Читатель (даже англоязычный) без труда сможет уловить тесную связь между личным поведением и социальными целями анархистов, вовлечённых в антифашистскую борьбу. Я должен выделить два момента: во-первых, принимая участие в бесчисленных вооружённых акциях сперва против фашистских банд, затем против репрессивного аппарата фашистского государства и после этого против нацистских войск, итальянские анархисты (привлекшие к себе внимание после 1936 года трагическим опытом Испании, где сражалось несколько сотен итальянских активистов) всегда чурались духа милитаризма и иерархии и постоянно подчёркивали даже своим поведением свою неограниченную либертарную, антиавторитарную методологию. Во-вторых, в своём использовании и в пропаганде использования насилия, в коллективной ли форме вооружённого восстания или в индивидуальной форме тираноубийства, анархисты, в общем, были столь же неистовы в своём отвержении реформистской нерешительности и в своём поощрении рабочих к использованию ответного насилия, сколь они были осторожны не позволять себе заходить далее необходимого — они ограничивали свою собственную роль миссией «мстителей» и на этом заканчивали. На самом деле, для анархистов борьба против фашизма была (хотя и являлась борьбой со специфическими характеристиками) с самого начала воспринята как часть более широкого революционного проекта, направленного на построение либертарного социализма и достижение наибольшей возможной свободы. Так что это была борьба, которую нельзя было прекратить — и прекращена она не была.
Паоло Финци, Милан, июнь 1981.
Итальянский ветеран-активист Малатеста приберёг суровые слова для политиков, которые поощряли фашизм, и ещё более суровые — для тех, кто отговаривал рабочих Италии от самообороны, которая одна могла бы предотвратить их поражение. Это поражение было громадным, несмотря на ошибку Малатесты, думавшего, что «по большому счёту, ничего бы не изменилось».
Фашизм наконец-то оказался у власти — кульминация затянувшейся серии преступлений.
И Муссолини, Дуче, если его так можно описать, начал с того, что стал обращаться с депутатами парламента, как наглый хозяин мог бы обращаться с тупыми, ленивыми слугами.
Парламент, призванный быть «поборником свободы», показал, чего он стоит.
Мы этим ничуть не взволнованы. Нечего выбирать между хвастуном, что брызгает слюной и разбрасывается угрозами, потому что он чувствует себя в безопасности, и прислужником трусов, что, кажется, погряз в своём унижении. Давайте лишь отметим — причём не без чувства стыда, — что за люди нами управляют и от чьего ярма мы не смогли освободиться.

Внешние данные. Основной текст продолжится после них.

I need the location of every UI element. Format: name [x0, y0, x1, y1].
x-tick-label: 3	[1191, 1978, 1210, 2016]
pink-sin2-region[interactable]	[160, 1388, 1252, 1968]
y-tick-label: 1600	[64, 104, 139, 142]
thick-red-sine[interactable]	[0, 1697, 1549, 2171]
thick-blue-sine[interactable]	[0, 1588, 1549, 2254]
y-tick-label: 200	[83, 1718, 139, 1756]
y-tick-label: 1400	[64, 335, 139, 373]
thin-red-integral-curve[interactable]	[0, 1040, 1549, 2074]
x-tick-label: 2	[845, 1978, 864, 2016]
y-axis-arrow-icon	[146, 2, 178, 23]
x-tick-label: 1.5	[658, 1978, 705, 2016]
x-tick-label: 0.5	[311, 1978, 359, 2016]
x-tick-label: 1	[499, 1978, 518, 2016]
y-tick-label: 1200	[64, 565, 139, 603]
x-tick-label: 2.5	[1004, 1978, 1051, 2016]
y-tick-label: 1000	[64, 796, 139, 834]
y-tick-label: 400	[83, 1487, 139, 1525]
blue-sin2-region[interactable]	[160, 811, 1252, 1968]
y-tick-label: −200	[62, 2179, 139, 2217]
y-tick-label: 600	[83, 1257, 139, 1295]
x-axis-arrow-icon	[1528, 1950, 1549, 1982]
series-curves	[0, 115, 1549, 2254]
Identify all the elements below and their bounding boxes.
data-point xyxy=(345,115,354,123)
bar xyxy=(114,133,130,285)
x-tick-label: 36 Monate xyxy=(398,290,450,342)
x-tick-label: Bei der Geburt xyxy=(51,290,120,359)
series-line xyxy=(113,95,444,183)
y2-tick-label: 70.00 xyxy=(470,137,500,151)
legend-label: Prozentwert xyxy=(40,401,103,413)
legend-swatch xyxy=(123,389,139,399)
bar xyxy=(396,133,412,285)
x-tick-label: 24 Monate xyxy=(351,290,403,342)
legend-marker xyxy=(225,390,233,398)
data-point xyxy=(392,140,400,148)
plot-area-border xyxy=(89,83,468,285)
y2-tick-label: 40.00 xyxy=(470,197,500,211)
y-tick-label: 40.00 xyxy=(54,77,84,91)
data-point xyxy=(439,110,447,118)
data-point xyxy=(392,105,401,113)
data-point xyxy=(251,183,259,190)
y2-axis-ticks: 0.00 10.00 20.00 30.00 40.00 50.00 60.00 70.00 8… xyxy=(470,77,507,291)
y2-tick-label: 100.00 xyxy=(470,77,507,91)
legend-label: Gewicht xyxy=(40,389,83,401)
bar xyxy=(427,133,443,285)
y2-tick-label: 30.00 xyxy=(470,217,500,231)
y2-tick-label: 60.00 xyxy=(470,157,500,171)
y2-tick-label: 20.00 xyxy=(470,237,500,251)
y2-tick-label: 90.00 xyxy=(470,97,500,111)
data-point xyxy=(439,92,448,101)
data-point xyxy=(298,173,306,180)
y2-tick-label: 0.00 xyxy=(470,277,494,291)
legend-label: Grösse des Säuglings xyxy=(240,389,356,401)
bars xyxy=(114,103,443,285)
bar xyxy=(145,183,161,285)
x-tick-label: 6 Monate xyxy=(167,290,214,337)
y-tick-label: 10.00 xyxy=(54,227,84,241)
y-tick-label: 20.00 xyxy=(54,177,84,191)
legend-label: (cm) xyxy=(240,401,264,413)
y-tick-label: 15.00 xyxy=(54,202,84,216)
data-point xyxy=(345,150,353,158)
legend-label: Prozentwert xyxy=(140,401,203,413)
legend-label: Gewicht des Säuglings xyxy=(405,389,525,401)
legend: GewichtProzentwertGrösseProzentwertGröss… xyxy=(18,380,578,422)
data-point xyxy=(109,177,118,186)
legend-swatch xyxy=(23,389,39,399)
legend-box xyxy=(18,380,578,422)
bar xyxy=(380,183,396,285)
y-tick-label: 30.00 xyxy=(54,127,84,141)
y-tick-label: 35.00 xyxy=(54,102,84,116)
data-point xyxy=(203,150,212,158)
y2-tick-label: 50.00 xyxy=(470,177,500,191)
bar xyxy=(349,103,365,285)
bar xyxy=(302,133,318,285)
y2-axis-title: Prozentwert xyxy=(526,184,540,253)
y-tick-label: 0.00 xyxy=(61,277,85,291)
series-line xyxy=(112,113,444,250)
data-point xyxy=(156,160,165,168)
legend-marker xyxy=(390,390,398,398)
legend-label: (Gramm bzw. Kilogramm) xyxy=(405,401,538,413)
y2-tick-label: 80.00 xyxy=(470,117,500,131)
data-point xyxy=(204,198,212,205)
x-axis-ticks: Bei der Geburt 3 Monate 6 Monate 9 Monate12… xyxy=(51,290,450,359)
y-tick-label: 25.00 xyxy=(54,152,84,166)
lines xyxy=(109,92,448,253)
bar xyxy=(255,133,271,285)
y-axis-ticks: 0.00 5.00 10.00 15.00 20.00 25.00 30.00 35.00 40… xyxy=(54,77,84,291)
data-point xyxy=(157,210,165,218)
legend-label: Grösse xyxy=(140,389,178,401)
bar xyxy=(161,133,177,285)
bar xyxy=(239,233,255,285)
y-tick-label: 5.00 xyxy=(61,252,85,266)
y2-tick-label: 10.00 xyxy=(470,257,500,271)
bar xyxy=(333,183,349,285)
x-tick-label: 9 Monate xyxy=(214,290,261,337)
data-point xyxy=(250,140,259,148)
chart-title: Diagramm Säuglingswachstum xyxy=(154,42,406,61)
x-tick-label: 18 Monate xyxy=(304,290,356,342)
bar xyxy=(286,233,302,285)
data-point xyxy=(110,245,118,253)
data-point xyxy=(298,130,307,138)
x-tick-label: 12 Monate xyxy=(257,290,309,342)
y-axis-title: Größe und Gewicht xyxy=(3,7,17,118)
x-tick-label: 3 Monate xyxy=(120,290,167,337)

Но каково значение и каковы последствия, каков вероятный исход этого нового способа добиваться власти во имя и по повелению короля, нарушая конституцию, которую король поклялся чтить и защищать?
Помимо поз с претензией на наполеонство, которые на самом деле являются лишь позами комической оперы, если не действиями паханов, мы верим, что, по большому счёту, ничего бы не изменилось, разве что в течение какого-то время усилится давление полиции на рабочих и тех, кто занимается подрывной деятельностью. Возвращение [реакционных итальянских политиков XIX века] Криспи и Пеллу. Старая история о том, как браконьер стал егерем.
Чувствуя угрозу прилива пролетарского движения, не будучи в состоянии разрешить неотложные проблемы войны, не в силах защитить себя обычными, законными репрессивными средствами, буржуазия увидела, что всё потеряно, и была рада приветствовать военного деятеля, объявившего себя диктатором и отвечающего на попытку освобождения кровавой баней. Но именно в тот момент, в период сразу после воины, все было слишком опасным, и он мог бы спровоцировать революцию, а не изгнать её дух. В любом случае, спасителя-генерала не было видно, или, по крайней мере, из строя выходили лишь пародии. Вместо этого на поверхность выскочили авантюристы, которые, не найдя достаточного поля действия для своих амбиций и аппетитов в рядах занимающихся подрывной деятельностью, решили сыграть на страхах буржуазии, предложив ей, за соответствующее вознаграждение, содействие нерегулярных сил, которые, уверенные в своей безнаказанности, могли быть выпущены на рабочих без того, чтобы напрямую скомпрометировать тех, кто предположительно пользуется плодами осуществляемого насилия. И буржуазия приветствовала, заказывала и оплачивала подобное содействие; собственно правительство, или, по крайней мере, некоторые из агентов правительства, решили снабжать их оружием, помогать им, когда они могли сами сильнее пострадать во время нападения, гарантировать им отсутствие наказания и предварительно разоружать будущих жертв нападения.